Received | : | Jun 21, 2019 |
Accepted | : | Jul 23, 2019 |
Published Online | : | Jul 25, 2019 |
Journal | : | Journal of Case Reports and Medical Images |
Publisher | : | MedDocs Publishers LLC |
Online edition | : | http://meddocsonline.org |
Cite this article: Marra AA, Tringali A, Clemente G. Very low medial insertion of cystic duct. J Case Rep Clin Images. 2019; 2(2): 1021.

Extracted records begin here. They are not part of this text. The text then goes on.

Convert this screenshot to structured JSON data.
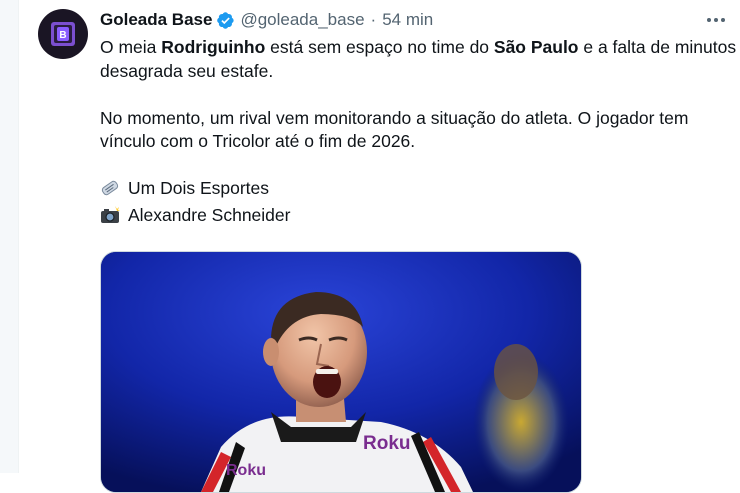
{
  "tweet": {
    "display_name": "Goleada Base",
    "handle": "@goleada_base",
    "separator": "·",
    "time": "54 min",
    "p1_a": "O meia ",
    "p1_b": "Rodriguinho",
    "p1_c": " está sem espaço no time do ",
    "p1_d": "São Paulo",
    "p1_e": " e a falta de minutos desagrada seu estafe.",
    "p2": "No momento, um rival vem monitorando a situação do atleta. O jogador tem vínculo com o Tricolor até o fim de 2026.",
    "source_line": "Um Dois Esportes",
    "photo_line": "Alexandre Schneider",
    "media_text": "Roku"
  },
  "colors": {
    "text": "#0f1419",
    "muted": "#536471",
    "verified": "#1d9bf0",
    "media_bg": "#0a1a78"
  },
  "icons": {
    "verified": "verified-badge-icon",
    "more": "more-options-icon",
    "newspaper": "newspaper-emoji-icon",
    "camera": "camera-flash-emoji-icon"
  }
}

A 81-years old man was admitted to our Hospital for acute abdominal pain, presented after a fatty meal. Laboratory values showed a small increase of bilirubin (22 mmol/L) and alanine-aminotransferase (63 U/l). Ultrasounds revealed a dilated gallbladder containing stones and sludge. A mild dilatation of the Common Bile Duct (CBD) and intrahepatic biliary tree were also recorded. Magnetic resonance cholangiography showed a long cystic duct with a medial insertion in the CBD, just above the Vater’s ampulla, containing a stone (Figure A, big arrow); another stone was seen in the distal CBD (Figure A, small arrow). Preoperative endoscopic retrograde cholangiography with sphincterotomy was performed and stones from the CBD and the cystic duct were removed (Figure B). The patient underwent laparoscopic cholecystectomy. Post-operative course was uneventful. Anatomical variations of cystic duct insertion are common but low medial insertion, just above the Vater’s ampulla, is a very rare variant. This kind of insertion is associated with an increased risk of stones formation in consequence of bile stasis and bacterial overgrowth. The knowledge of these variants is important for surgeons to avoid intraoperative biliary injuries. Inadvertent section of the CBD, biliary strictures, retained stones or appearance of “cystic duct remnant syndrome” are possible post-operative complications.